A nice summary of why Google is different. How refreshing for a company to ask themselves, "How can we create more value?" instead of scheming how to extract more value from the existing market.
Oh please. This is so weak that it's laughable. First, Google hasn't always had this much market share in search and the other big search providers (to my knowledge) didn't ban their competitors. Microsoft didn't ban other office suite products from working on Windows. They didn't ban other browsers. Yeah, IE might have been more tightly integrated, but please explain how this is different from the incestuous pile of Google products that promote Google search at every turn?

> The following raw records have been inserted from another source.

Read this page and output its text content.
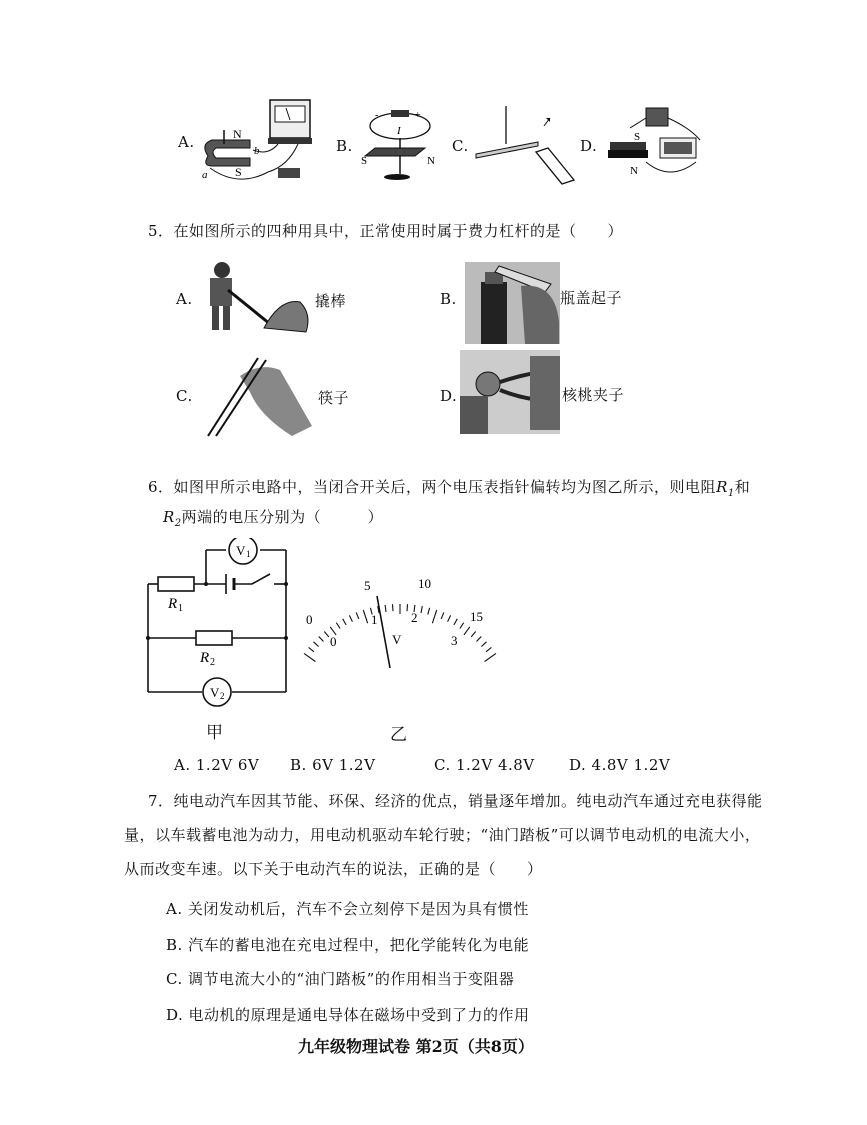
A.	N
S
a
b	B.
-	+
I
S	N
C.	D.	S
N
5．在如图所示的四种用具中，正常使用时属于费力杠杆的是（　　）
A.	撬棒	B.	瓶盖起子
C.	筷子	D.	核桃夹子
6．如图甲所示电路中，当闭合开关后，两个电压表指针偏转均为图乙所示，则电阻$R_1$和
$R_2$两端的电压分别为（　　　）
V 1
V 2
R 1
R 2
甲
0
5	10
15
0
1	2
3
V
乙
A. 1.2V 6V B. 6V 1.2V	C. 1.2V 4.8V D. 4.8V 1.2V
7．纯电动汽车因其节能、环保、经济的优点，销量逐年增加。纯电动汽车通过充电获得能
量，以车载蓄电池为动力，用电动机驱动车轮行驶；“油门踏板”可以调节电动机的电流大小，
从而改变车速。以下关于电动汽车的说法，正确的是（　　）
A. 关闭发动机后，汽车不会立刻停下是因为具有惯性
B. 汽车的蓄电池在充电过程中，把化学能转化为电能
C. 调节电流大小的“油门踏板”的作用相当于变阻器
D. 电动机的原理是通电导体在磁场中受到了力的作用
九年级物理试卷 第2页（共8页）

Instead of glossing over how Google gets some criticism and then beating your anti-Microsoft strawman, maybe we should take a look at some of the questionable things Google has done (China).
It'd be nice if I was wrong, but in my opinion, Google isn't some special orgy of love and kindness towards humankind. It's a multi-billion dollar company with millions of shareholders and it'll do whatever it thinks is best for turning a profit. If that happens to be stuff that isn't "evil", so much the better. If not (China), so be it.
Let's revisit when Google is as old as Microsoft or Disney or News Corp. is now and see how it all turned out. I'm betting the only difference is that now articles like this will make Google out to be the big bad corporation filled with sociopaths trying to destroy the world.